The issue was reported at 14:54 UTC, with engineering incident response activated at 15:34 UTC. We reverted the change at 15:41 UTC which resolved the issue for all affected customers.
Upon investigation, we identified that the problem occurred because the necessary data backfill was not applied across all regions, leading to the observed login failures.
The change in question was feature-flagged, allowing a quick disable of the functionality and allowing for a fast recovery.
Once engaged, our engineering incident response resolved the issue in seven minutes.
Automated alarms did not detect the login failures before a customer report, highlighting an opportunity to improve our monitoring for this feature.
The interval between the customer report and the initiation of our incident response was longer than desired. We are reviewing our escalation procedures to ensure a more immediate response in the future.

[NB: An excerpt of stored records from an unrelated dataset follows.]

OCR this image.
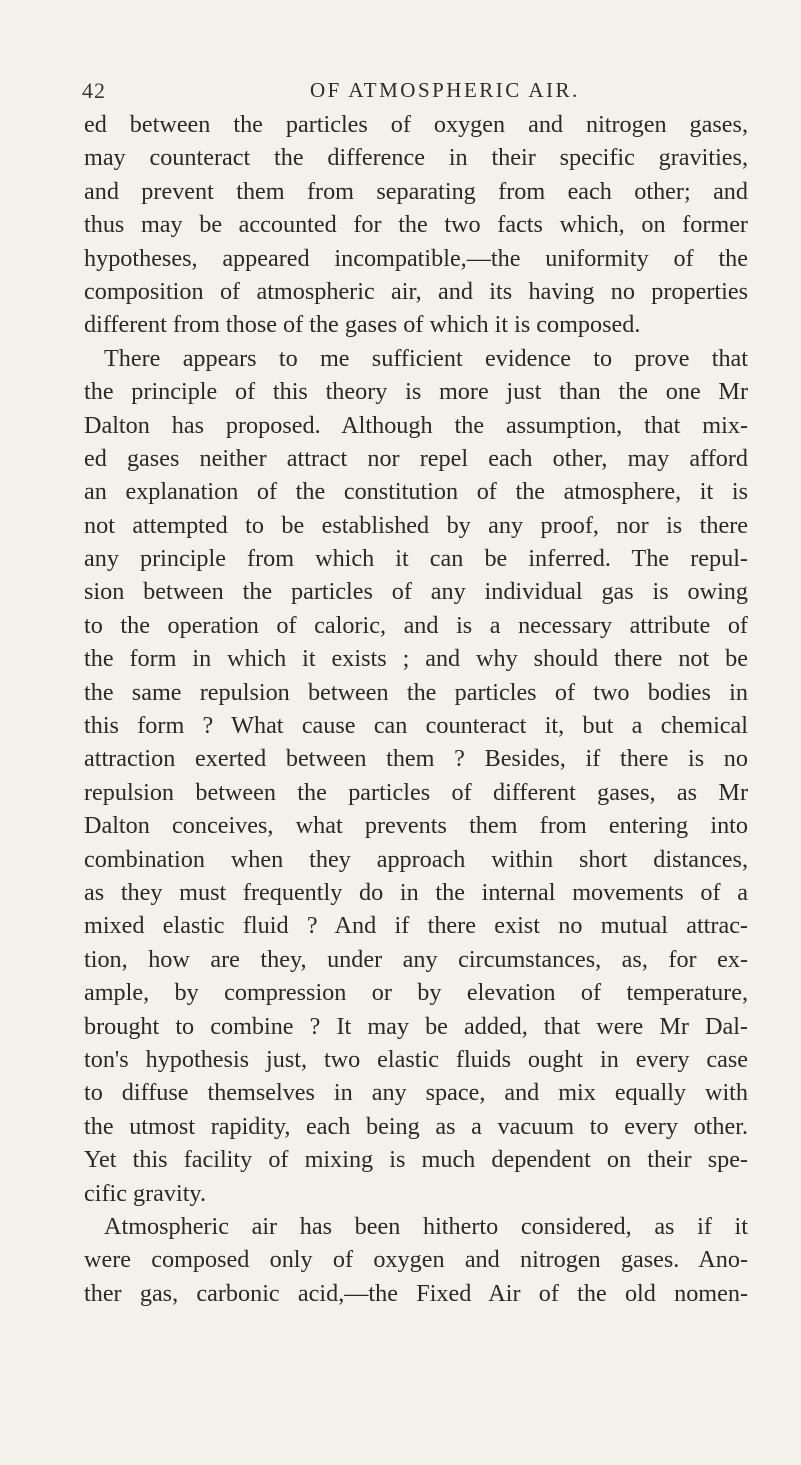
42	OF ATMOSPHERIC AIR.
ed between the particles of oxygen and nitrogen gases,
may counteract the difference in their specific gravities,
and prevent them from separating from each other; and
thus may be accounted for the two facts which, on former
hypotheses, appeared incompatible,—the uniformity of the
composition of atmospheric air, and its having no properties
different from those of the gases of which it is composed.
There appears to me sufficient evidence to prove that
the principle of this theory is more just than the one Mr
Dalton has proposed. Although the assumption, that mix-
ed gases neither attract nor repel each other, may afford
an explanation of the constitution of the atmosphere, it is
not attempted to be established by any proof, nor is there
any principle from which it can be inferred. The repul-
sion between the particles of any individual gas is owing
to the operation of caloric, and is a necessary attribute of
the form in which it exists ; and why should there not be
the same repulsion between the particles of two bodies in
this form ? What cause can counteract it, but a chemical
attraction exerted between them ? Besides, if there is no
repulsion between the particles of different gases, as Mr
Dalton conceives, what prevents them from entering into
combination when they approach within short distances,
as they must frequently do in the internal movements of a
mixed elastic fluid ? And if there exist no mutual attrac-
tion, how are they, under any circumstances, as, for ex-
ample, by compression or by elevation of temperature,
brought to combine ? It may be added, that were Mr Dal-
ton's hypothesis just, two elastic fluids ought in every case
to diffuse themselves in any space, and mix equally with
the utmost rapidity, each being as a vacuum to every other.
Yet this facility of mixing is much dependent on their spe-
cific gravity.
Atmospheric air has been hitherto considered, as if it
were composed only of oxygen and nitrogen gases. Ano-
ther gas, carbonic acid,—the Fixed Air of the old nomen-
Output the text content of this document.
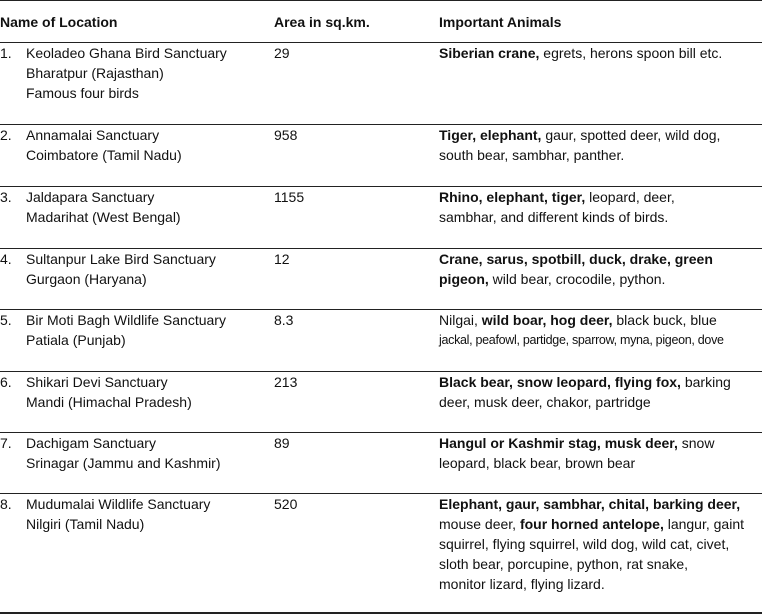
Name of Location		Area in sq.km.	Important Animals
1.	Keoladeo Ghana Bird Sanctuary
Bharatpur (Rajasthan)
Famous four birds	29	Siberian crane, egrets, herons spoon bill etc.

2.	Annamalai Sanctuary
Coimbatore (Tamil Nadu)	958	Tiger, elephant, gaur, spotted deer, wild dog,
south bear, sambhar, panther.

3.	Jaldapara Sanctuary
Madarihat (West Bengal)	1155	Rhino, elephant, tiger, leopard, deer,
sambhar, and different kinds of birds.

4.	Sultanpur Lake Bird Sanctuary
Gurgaon (Haryana)	12	Crane, sarus, spotbill, duck, drake, green
pigeon, wild bear, crocodile, python.

5.	Bir Moti Bagh Wildlife Sanctuary
Patiala (Punjab)	8.3	Nilgai, wild boar, hog deer, black buck, blue
jackal, peafowl, partidge, sparrow, myna, pigeon, dove

6.	Shikari Devi Sanctuary
Mandi (Himachal Pradesh)	213	Black bear, snow leopard, flying fox, barking
deer, musk deer, chakor, partridge

7.	Dachigam Sanctuary
Srinagar (Jammu and Kashmir)	89	Hangul or Kashmir stag, musk deer, snow
leopard, black bear, brown bear

8.	Mudumalai Wildlife Sanctuary
Nilgiri (Tamil Nadu)	520	Elephant, gaur, sambhar, chital, barking deer,
mouse deer, four horned antelope, langur, gaint
squirrel, flying squirrel, wild dog, wild cat, civet,
sloth bear, porcupine, python, rat snake,
monitor lizard, flying lizard.
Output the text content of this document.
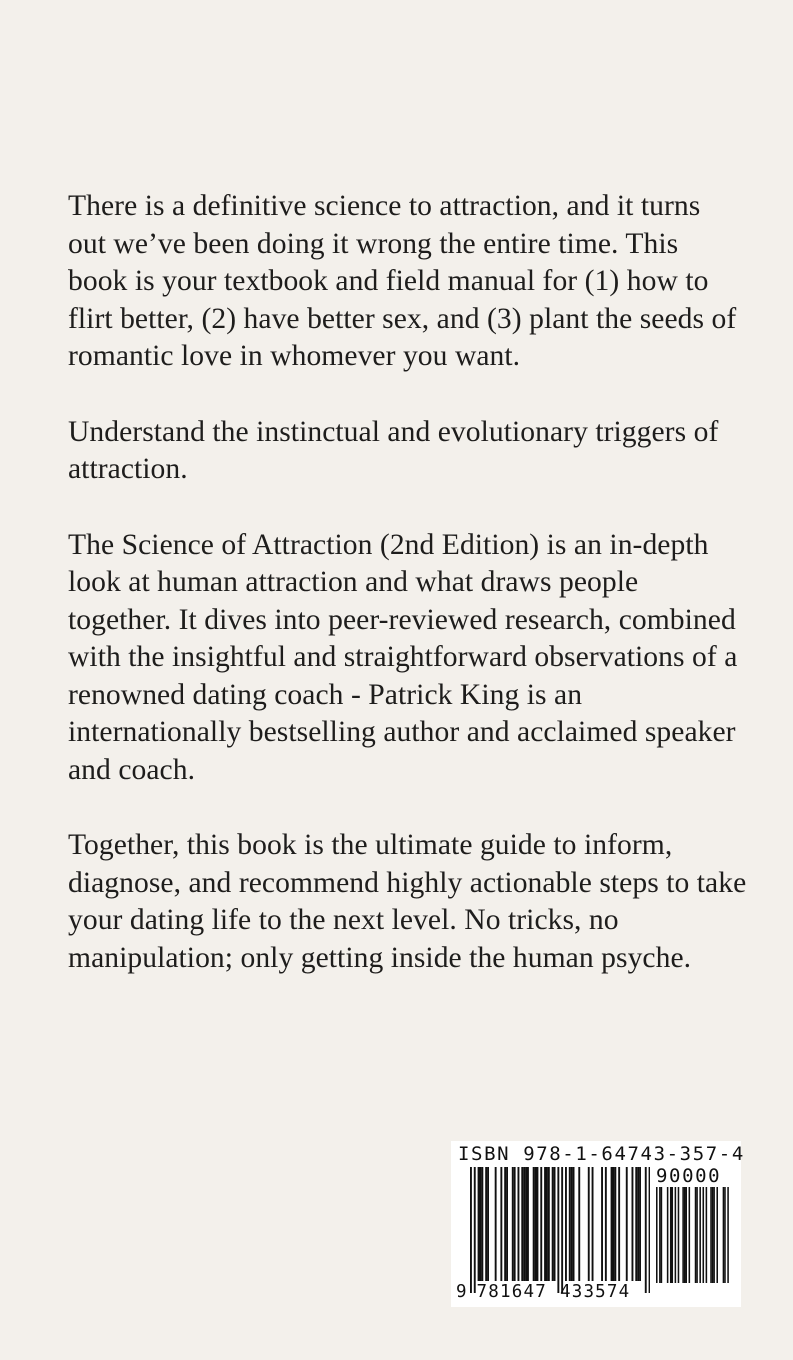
There is a definitive science to attraction, and it turns
out we’ve been doing it wrong the entire time. This
book is your textbook and field manual for (1) how to
flirt better, (2) have better sex, and (3) plant the seeds of
romantic love in whomever you want.

Understand the instinctual and evolutionary triggers of
attraction.

The Science of Attraction (2nd Edition) is an in-depth
look at human attraction and what draws people
together. It dives into peer-reviewed research, combined
with the insightful and straightforward observations of a
renowned dating coach - Patrick King is an
internationally bestselling author and acclaimed speaker
and coach.

Together, this book is the ultimate guide to inform,
diagnose, and recommend highly actionable steps to take
your dating life to the next level. No tricks, no
manipulation; only getting inside the human psyche.

ISBN 978-1-64743-357-4
90000
9 781647 433574
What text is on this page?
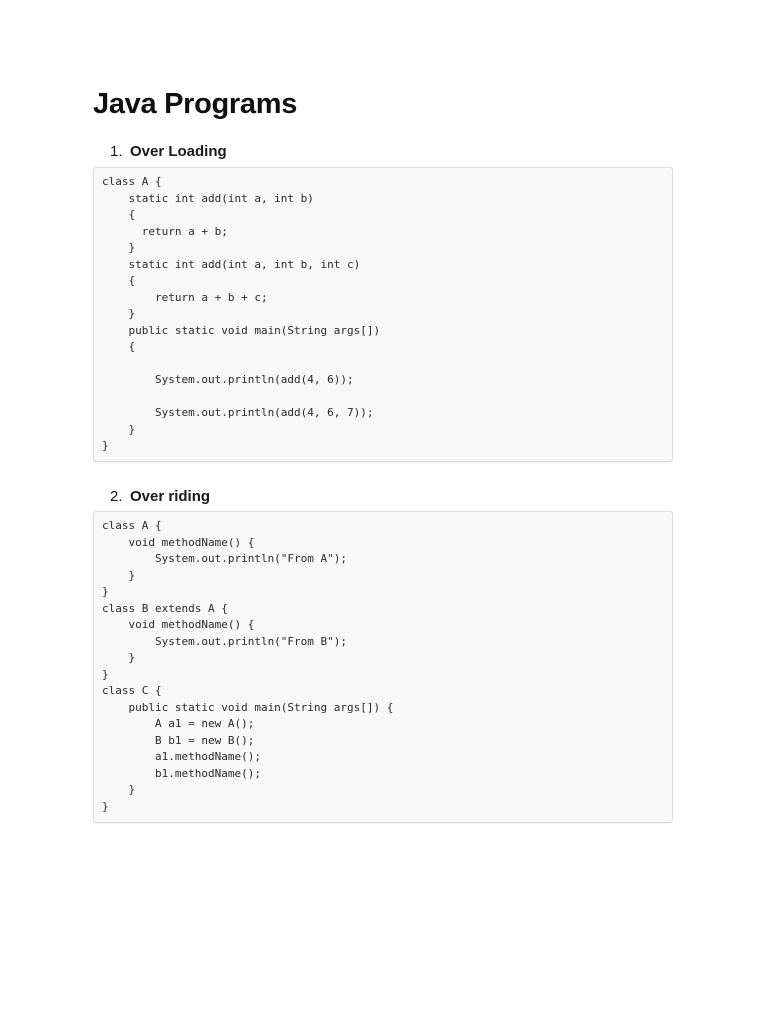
Java Programs
1. Over Loading
class A {
static int add(int a, int b)
{
return a + b;
}
static int add(int a, int b, int c)
{
return a + b + c;
}
public static void main(String args[])
{

System.out.println(add(4, 6));

System.out.println(add(4, 6, 7));
}
}
2. Over riding
class A {
void methodName() {
System.out.println("From A");
}
}
class B extends A {
void methodName() {
System.out.println("From B");
}
}
class C {
public static void main(String args[]) {
A a1 = new A();
B b1 = new B();
a1.methodName();
b1.methodName();
}
}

The data backfill process did not apply to every region where Identity Verification was active. We will strengthen our deployment checks to ensure comprehensive multi-region coverage.
☑️ Review and update alarm coverage for messenger login failures.
We discovered that the Messenger install used for active monitoring was not configured to use Identity Verification. This gap in alarm coverage has now been resolved to ensure that login failures are promptly detected across all regions.
☑️ Complete the rollout of the feature that caused the incident.
[In progress] Implement warnings and checks in our backfill framework so that the process ensures backfills are defaulted to multi-region.
We will add steps to our deployment process or superrake tasks to confirm each relevant region is updated successfully before finalizing.
This may include a validation step that explicitly flags any region left out of the backfill.
[In progress] Review and improve our escalation process from initial customer contact to incident response initiated.
[In progress] Complete our internal incident review process.